La Salle’s Tech Department Addresses Our Wi-Fi Network and How It Operates


Lukas Werner

At the time of Mr. Shaw’s interview, there were 827 devices connected to La Salle’s Wi-Fi network.

Elsie Buczkowski, Assistant Editor

At the beginning of the school year, when La Salle’s entire student body was back in the classrooms for the first time since March 2020, La Salle’s technology department began using a new Wi-Fi system that had been implemented throughout the course of the summer. Last summer, the switch from the old configuration to the new one brought a few challenges, especially since La Salle was not operating at full capacity when the switch was made. 

La Salle’s Network Systems Administrator is Mr. Tad Shaw, who works with “everything that has to do with technology within the school.” He describes Wi-Fi as “it’s own being or entity,” because Wi-Fi is constantly changing and evolving for the better.

Because of the ever-changing nature of Wi-Fi, La Salle’s system was updated over the summer. The older system that was used at La Salle operated on the 2.4 gigahertz (GHz) Wi-Fi spectrum, with 11 available channels. The new system operates on 5 GHz and 32 channels. GHz represents the frequency of the radio waves. The bigger the frequency, the faster the Wi-Fi speeds. 

La Salle’s hardware vendor, Extreme Networks, required that the management system used to manage the Wi-Fi at La Salle be changed. “As part of the transition it kind of made some subtle changes to the wireless configuration across campus,” Director of Technology Mr. David Heineck said. 

After this switch, some students and staff have noticed an issue. When moving between rooms, it appears that the Wi-Fi connection is lost. 

The AP units in every classroom operate on a channel and can be adjusted to different power settings. The signal from the AP units is stronger the closer a device is to the unit. If the power setting on the AP unit is higher, the signal can remain connected but lose strength.

The problem that students are encountering is that as they move through the halls and pass multiple AP units, their device remains connected to an AP unit that is much further away. Because of the power settings on the units, and the fact that 5 GHz Wi-Fi is not able to easily pass through solid objects, they will remain connected through that channel but the signal will become so weak that it will appear to the student that the connection has been lost entirely. 
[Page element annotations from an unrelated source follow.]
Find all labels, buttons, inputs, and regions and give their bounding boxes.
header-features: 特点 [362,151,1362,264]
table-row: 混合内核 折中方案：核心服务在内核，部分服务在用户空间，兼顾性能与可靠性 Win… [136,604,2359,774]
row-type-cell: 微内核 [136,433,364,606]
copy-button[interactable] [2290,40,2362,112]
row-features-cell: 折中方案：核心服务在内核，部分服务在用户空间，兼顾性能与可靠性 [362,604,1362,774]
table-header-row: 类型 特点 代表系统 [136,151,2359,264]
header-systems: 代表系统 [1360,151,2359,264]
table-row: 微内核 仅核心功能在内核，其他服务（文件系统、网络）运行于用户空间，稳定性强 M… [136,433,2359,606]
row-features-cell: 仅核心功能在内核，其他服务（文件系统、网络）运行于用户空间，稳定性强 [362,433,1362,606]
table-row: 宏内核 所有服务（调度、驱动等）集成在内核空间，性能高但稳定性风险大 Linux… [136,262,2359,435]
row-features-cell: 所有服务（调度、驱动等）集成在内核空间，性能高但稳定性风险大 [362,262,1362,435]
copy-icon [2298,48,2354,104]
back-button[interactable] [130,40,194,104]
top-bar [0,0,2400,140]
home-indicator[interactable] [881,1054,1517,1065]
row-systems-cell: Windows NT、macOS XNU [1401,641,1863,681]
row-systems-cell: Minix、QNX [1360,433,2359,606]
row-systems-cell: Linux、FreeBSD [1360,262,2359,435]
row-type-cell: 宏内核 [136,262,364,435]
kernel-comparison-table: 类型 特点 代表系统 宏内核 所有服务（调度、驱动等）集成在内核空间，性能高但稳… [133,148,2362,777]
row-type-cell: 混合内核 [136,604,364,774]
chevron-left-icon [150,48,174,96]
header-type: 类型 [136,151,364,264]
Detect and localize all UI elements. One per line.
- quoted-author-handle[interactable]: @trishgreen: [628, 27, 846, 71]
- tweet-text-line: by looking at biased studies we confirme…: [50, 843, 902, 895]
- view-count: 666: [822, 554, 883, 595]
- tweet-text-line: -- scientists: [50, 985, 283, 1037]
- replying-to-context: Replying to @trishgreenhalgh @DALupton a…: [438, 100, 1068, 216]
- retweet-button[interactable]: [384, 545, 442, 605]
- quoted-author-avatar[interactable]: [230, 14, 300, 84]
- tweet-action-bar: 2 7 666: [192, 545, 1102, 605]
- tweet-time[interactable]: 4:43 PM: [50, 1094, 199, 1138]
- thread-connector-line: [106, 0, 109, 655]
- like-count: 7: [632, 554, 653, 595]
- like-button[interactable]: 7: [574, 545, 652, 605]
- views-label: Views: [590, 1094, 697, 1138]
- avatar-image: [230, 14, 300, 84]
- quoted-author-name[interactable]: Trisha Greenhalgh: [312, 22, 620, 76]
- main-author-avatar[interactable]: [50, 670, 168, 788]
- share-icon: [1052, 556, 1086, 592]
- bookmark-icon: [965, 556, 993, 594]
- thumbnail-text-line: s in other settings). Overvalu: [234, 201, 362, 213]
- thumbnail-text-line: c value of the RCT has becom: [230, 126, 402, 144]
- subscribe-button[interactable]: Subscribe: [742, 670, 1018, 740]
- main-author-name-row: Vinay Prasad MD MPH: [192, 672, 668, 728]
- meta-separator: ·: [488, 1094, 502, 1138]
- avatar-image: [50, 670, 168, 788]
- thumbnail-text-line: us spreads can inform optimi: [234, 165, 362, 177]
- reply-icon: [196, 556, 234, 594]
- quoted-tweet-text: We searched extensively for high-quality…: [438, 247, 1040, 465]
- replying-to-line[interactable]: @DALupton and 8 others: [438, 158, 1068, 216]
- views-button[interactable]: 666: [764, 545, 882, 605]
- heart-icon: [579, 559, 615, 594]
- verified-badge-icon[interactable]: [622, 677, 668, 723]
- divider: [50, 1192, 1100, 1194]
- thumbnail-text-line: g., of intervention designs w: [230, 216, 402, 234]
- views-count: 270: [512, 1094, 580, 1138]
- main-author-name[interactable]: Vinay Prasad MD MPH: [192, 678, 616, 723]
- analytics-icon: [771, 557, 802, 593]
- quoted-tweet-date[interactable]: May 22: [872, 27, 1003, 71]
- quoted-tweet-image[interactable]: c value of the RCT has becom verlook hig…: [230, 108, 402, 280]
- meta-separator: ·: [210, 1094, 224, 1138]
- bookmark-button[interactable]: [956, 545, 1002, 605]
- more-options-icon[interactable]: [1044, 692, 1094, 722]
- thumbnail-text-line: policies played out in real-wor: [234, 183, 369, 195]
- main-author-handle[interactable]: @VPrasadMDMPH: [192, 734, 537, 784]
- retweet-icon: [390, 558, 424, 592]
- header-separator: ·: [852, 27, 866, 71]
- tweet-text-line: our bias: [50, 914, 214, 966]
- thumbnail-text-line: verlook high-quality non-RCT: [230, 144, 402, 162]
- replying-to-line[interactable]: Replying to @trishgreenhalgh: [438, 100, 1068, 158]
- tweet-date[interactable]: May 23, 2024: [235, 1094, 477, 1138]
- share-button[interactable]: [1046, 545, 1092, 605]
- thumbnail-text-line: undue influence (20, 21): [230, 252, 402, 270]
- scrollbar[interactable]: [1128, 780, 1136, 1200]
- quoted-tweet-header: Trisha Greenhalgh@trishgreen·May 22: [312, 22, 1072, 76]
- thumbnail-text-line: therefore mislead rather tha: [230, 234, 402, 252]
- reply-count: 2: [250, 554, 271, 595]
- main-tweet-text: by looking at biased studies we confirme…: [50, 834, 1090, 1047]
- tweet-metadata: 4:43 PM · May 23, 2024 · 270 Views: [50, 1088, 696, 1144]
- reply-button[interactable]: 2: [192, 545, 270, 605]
Mr. Shaw called this a “sticky client.”

The easiest way the student can fix the problem in the moment is by turning their Wi-Fi off and then quickly back on again. Mr. Shaw explained that doing this re-establishes the Wi-Fi connection to the AP unit that is closest to the device. The sticky client will become unstuck. 

Annimation of Wifi device moving and then disconnecting and then reconnecting

Lukas Werner

Since 5 GHz Wi-Fi is significantly worse at traveling through barriers like walls than 2.4 GHz Wi-Fi, members of La Salle’s technology team are working to address the problems that come with this new system. The goal is to contain each AP unit’s channel to the walls of its classroom, but the opening of doors within the building can create complications. The signal sometimes leaks out into the hallway and overlap with another signal, creating a sticky client. 

Fixing the problem of sticky clients will require adjusting the powers of the AP units to make sure that the signal is contained in each room, a tedious process. 

Fixing this issue is just one task on the list of many that Mr. Shaw and Mr. Heineck are addressing. One of their projects includes implementing Wi-Fi 6 within the next one to three years, allowing faster speeds and more reliable connections. “It’s going to involve removing all of our internal network equipment, replacing it with new equipment,” Mr. Heineck said. “Basically doing almost a full scale overhaul of everything to make way for this new technology.”

While there are many other ways that Mr. Shaw spends his time, he prioritizes “the health of our network, that we’re not getting attacked by outside entities,” he said, and that “our systems are connected, that they’re working.” Making sure that students and staff have access to all of our online learning resources is what is most important to Mr. Shaw. 

Mr. Shaw and Mr. Heineck both want the La Salle community to know that they can always reach out, stop by the library anytime, or contact them via email using [email protected]. “Even if it’s not a report of something not working super great. Any suggestions, cool ideas, stuff like that would be awesome to hear about,” said Mr. Heineck.